Le capricorne asiatique

Un ravageur introduit par les échanges commerciaux mondiaux

Des hivers plus doux et des zones d'approvisionnement atypiques conduisent à un affaiblissement des arbres. Les parasites ont alors la partie facile. Le développement du commerce mondial accroit en outre la probabilité d’importer des organismes nuisibles exotiques qui ne rencontrent pas de prédateurs naturels et se multiplient donc rapidement. 

Ainsi, la présence du capricorne asiatique a été constatée pour la première fois en Suisse à l’automne 2011. Ce coléoptère importé s’attaque à différentes espèces de feuillus - même aux arbres sains - et peut conduire à leur dépérissement en l’espace de quelques années. Ce ravageur est considéré comme particulièrement dangereux, il est soumis à déclaration et doit être combattu de manière conséquente. Plusieurs foyers ont été identifiés. Les zones portuaires, comme celle de Bâle, sont souvent le point de départ d’une importation de nuisibles. Le coléoptère y a notamment été découvert lors de livraisons de pierres sur des palettes en bois en provenance d’Asie. La propagation a d’ores et déjà beaucoup progressé: La ville de Winterthur a été contrainte d’abattre des rangées entières d’arbres. La Suisse n’est pas seule à être affectée, des infestations ont été détectées en Autriche, en France, en Allemagne, en Italie, aux Pays-Bas, en Grande-Bretagne et en Turquie.

Eradication du capricorne asiatique dans le canton de Fribourg, Freiburger Nachrichten 2019

Le capricorne asiatique;
Le problème réside dans le fait que le capricorne asiatique très polyphage s’attaque à différentes essences de bois et menace ainsi des peuplements forestiers dans leur ensemble. Mais il colonise de préférence les érables, les saules, les bouleaux, les marronniers et en partie également les arbres fruitiers. Le coléoptère ne peut pondre ses œufs que dans le bois vivant, sur les troncs, sous l'écorce. Après le troisième stade larvaire, la larve s’enfonce dans le bois. L’imago est noir avec une vingtaine de taches claires réparties sur le corps. Le corps (sans les antennes) mesure entre 2,5 et 4 cm de long, les femelles étant un peu plus longues. Les larves sont de couleur blanc sale et présentent un motif frontal brun clair. Une femelle pond environ 30 œufs. Pour chacun d’entre eux, elle creuse des fentes dans un tronc, généralement au niveau des points faibles, comme les fourches des branches par exemple.
La présence de coléoptères vivants entre mai et octobre, de trous de forage ronds de plus d’un centimètre de diamètre dans le tronc ou sur les branches les plus fortes des arbres, ainsi que d’orifices ovales plus petits au niveau des fourches de branches et la présence de sciure de forage grossière en dessous des trous sont les signes d’une infestation. 

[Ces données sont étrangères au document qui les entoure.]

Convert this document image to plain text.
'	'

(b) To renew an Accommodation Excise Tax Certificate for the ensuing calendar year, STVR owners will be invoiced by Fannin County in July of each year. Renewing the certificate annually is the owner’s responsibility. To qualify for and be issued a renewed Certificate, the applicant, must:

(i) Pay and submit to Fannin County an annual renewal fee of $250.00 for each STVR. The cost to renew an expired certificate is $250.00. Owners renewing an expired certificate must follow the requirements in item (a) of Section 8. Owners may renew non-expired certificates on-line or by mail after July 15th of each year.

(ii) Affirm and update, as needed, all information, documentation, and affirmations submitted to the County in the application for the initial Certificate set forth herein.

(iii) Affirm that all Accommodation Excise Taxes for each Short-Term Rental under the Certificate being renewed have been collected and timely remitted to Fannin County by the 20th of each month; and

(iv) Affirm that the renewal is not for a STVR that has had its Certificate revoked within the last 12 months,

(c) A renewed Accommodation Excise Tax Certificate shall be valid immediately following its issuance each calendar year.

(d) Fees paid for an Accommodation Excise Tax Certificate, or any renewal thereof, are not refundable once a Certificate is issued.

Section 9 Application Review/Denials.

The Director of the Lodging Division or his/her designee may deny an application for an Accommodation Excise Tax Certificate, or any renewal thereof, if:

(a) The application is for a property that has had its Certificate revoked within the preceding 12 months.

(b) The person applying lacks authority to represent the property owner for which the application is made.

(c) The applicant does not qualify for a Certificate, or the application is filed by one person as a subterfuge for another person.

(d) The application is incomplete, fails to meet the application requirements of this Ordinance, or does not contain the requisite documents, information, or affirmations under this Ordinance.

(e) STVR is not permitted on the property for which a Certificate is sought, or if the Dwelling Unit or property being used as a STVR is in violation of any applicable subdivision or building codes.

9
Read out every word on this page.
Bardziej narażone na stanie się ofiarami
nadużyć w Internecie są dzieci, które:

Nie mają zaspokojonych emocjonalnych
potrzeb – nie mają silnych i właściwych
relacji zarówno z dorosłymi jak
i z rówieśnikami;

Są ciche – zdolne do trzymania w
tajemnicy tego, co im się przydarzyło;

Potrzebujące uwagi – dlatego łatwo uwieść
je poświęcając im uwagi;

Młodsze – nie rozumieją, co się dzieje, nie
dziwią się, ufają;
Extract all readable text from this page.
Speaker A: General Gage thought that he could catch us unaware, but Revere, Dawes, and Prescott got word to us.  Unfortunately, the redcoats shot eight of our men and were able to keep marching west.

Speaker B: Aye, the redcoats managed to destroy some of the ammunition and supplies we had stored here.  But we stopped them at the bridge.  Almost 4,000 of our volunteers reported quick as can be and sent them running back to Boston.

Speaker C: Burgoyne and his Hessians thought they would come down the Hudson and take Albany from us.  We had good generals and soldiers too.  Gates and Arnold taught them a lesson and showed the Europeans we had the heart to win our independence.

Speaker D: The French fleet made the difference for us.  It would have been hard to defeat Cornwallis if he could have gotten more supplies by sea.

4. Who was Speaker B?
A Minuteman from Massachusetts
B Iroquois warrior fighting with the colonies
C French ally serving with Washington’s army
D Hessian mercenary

Le coléoptère ressemble à plusieurs espèces de longicornes indigènes, parfois rares, voire strictement protégées. Les organisations environnementales recommandent donc de ne pas tuer immédiatement les spécimens, mais de les faire identifier par des organismes spécialisés. Cet insecte est considéré comme l’un des ravageurs d’arbres les plus dangereux au monde et est répertorié en tant qu'organisme nuisible de quarantaine au niveau international.

Documentation de la radio bavaroise „Kampf gegen Käfer“ (Lutte contre les coléoptères), 2020

Lutte contre les ravageurs 
Afin d’éviter l’introduction et de garantir la protection des forêts indigènes, une norme internationale a été adoptée pour les emballages en bois. Ainsi, tout le bois d’une épaisseur supérieure à 6 mm doit être soumis à un traitement par la chaleur et/ou par des procédés chimiques. Dans le cas du traitement thermique, une température à cœur de 56° C et une durée de traitement d’au moins 30 minutes doivent être effectuées dans un séchoir afin de dessécher le bois et d’éliminer la base vitale (protéines) nécessaire aux coléoptères. Le procédé chimique consiste à imprégner le bois à cœur, mais le bois doit également être traité à la chaleur au préalable. La troisième possibilité est la fumigation au bromure de méthyle, souvent directement réalisée dans le port avant le déchargement, puis une nouvelle fois avant l'ouverture de la cargaison.